On Monday, January 19th, thousands turned out to Denver’s MLK “marade,” a combination of a march and a parade.

Of the estimated 40,000 people, Innovators Peak had the opportunity to ask some of them an important question: What does Martin Luther King, Jr. Day #represent to you? 



Sam Kerry Bar Association – Black Lawyers Bar Association

MLK #represents all of this.  What he worked for is still alive; it is still here.



Up with People

I live nearby. I want to see this.  It is a special occasion. MLK #represents leadership and the dream, which hasn’t been achieved at this point. 



I’m here to celebrate the birthday of MLK and carry on the vision of everyone working together and being as one.  He #represents freedom to me.  Able to work and live among everyone with my head held high instead of down.  Not to be ashamed of who I am.



Regis University

MLK #represents equality of race, equality of sexuality.  #Represents being yourself. 


Angie, Evelyn and Michelle

Latino Leaders

We are here in remembrance of what he did for our country.  He #represents freedom, equality.



I’m here to celebrate his life and what he did for everyone remembering him, what he #represents—life.



I come every year.  Hard to say exactly what this holiday means to me and how to express it. Bring unity among all.  Eliminate discrimination.  Too many people really go.  Old thoughts and old memories raise their kids to think the same way; it gets passed on.  All men, all women are equal.  We all bled red, but we still live in a stigmatized world. The candle was lit, but for some reason it gets blown out.  We have to keep relighting it.  He gave his life for this cause.


Marielle and Melissa

The day the entire city comes together. I came since first grade.  Sense of community. It’s hard to say what he #represents—change, freedom.
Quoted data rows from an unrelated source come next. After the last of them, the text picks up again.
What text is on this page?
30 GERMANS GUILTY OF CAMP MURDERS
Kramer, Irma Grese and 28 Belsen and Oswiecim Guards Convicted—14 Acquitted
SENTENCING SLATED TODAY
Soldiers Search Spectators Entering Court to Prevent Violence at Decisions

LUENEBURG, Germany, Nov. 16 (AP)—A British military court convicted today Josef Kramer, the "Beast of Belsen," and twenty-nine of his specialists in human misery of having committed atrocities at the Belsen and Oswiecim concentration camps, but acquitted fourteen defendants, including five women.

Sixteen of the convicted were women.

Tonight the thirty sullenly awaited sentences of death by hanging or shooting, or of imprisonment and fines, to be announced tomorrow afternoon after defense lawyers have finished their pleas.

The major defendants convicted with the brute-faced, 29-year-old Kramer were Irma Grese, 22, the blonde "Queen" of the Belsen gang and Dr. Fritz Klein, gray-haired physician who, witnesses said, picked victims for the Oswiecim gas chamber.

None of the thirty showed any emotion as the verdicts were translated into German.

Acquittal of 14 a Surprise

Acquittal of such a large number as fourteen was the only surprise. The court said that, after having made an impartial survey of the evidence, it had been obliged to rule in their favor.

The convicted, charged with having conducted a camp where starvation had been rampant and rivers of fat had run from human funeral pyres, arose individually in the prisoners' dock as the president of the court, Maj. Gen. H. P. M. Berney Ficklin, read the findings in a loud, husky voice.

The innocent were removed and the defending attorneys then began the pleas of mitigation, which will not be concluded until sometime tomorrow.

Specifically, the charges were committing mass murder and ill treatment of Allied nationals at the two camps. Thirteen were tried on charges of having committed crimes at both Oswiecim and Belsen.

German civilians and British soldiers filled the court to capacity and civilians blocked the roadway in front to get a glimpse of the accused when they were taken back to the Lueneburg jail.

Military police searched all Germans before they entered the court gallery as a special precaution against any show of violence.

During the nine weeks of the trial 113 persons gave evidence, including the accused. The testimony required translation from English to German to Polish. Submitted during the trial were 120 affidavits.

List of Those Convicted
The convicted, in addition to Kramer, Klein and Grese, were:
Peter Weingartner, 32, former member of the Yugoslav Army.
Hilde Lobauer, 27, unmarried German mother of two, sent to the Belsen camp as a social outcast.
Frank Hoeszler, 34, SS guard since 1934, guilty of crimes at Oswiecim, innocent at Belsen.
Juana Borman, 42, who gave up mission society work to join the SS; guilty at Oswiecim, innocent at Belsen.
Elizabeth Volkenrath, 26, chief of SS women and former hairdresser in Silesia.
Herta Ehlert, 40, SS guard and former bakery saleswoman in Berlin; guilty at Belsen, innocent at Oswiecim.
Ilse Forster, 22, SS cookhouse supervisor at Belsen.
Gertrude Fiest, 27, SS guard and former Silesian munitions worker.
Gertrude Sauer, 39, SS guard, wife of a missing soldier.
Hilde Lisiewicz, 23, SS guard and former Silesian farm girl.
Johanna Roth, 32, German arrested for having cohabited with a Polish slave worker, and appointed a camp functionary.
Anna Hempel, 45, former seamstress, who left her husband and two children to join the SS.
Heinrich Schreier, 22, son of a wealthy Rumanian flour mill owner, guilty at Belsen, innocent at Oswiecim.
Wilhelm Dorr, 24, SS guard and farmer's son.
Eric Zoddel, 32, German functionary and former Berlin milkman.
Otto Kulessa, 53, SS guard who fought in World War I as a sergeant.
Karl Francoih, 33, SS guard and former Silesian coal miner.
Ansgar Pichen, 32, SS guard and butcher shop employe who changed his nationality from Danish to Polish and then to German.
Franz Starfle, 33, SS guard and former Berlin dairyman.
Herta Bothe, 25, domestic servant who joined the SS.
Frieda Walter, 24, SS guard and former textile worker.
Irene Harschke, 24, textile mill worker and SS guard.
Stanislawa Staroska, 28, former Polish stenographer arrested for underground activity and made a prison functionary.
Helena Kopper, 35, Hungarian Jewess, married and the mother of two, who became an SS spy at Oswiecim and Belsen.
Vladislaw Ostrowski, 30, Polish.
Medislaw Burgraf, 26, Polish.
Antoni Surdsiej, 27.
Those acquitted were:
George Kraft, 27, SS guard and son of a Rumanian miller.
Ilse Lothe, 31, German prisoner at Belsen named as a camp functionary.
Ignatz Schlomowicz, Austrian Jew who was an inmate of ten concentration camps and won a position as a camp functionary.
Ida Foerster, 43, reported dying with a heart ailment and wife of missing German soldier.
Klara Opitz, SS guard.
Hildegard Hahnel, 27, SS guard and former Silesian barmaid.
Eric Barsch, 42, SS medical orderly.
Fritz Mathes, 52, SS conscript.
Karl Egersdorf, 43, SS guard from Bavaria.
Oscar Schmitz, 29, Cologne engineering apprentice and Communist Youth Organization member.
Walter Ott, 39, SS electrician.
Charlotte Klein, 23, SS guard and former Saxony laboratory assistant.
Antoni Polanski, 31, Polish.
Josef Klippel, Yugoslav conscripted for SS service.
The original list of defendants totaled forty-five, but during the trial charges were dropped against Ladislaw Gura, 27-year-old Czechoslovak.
We’ve been coming since the girls were young.  It’s the one time of year we all come together in peace and equality.  I don’t feel like I do it a lot, but its nice to be able to do it.  MLK #represents someone who is willing to put his neck on the line.  And do it peacefully.



I was at work, but I asked to leave early so that I could honor Martin Luther King, Jr.’s legacy.  He #represents freedom and the ability to do the best I can.  Racial equality.



I always come out here.  I am an architect and my office is nearby.  We’ve done some work in the park.  We brought him out here when he was still alive.  I picked him up from the airport and we talked.  He wanted to find a solution.  He saw a problem and thought, how can we find a solution.




I am with AmeriCorps, Habitat for Humanity.  I wanted to volunteer.  He #represents a person doing anything it takes to go after what you want.



I am here to support Black resistance, resistance against racism.  Honor the memory, remind everyone its not over.  MLK #represents activism; he represents leadership. 


Alex and Sydney

We’re here for the Marade—it is an important time to be here.  I think it is worth recognizing and honoring what he did and why we still need him.  MLK #represents hope and a voice, a third way to handle conflict and struggle.


Shelia and Michael

Unity, see the people regardless of nationality, let everyone know it’s not the 60s anymore. Today #represents Black people first, because we know the struggle. Then he was able to get around to everyone else.


Nina and Zoe

We are here because my husband is in a fraternity, and they are marching in the parade.  He #represents how you can work with people who are white.  Working for a goal.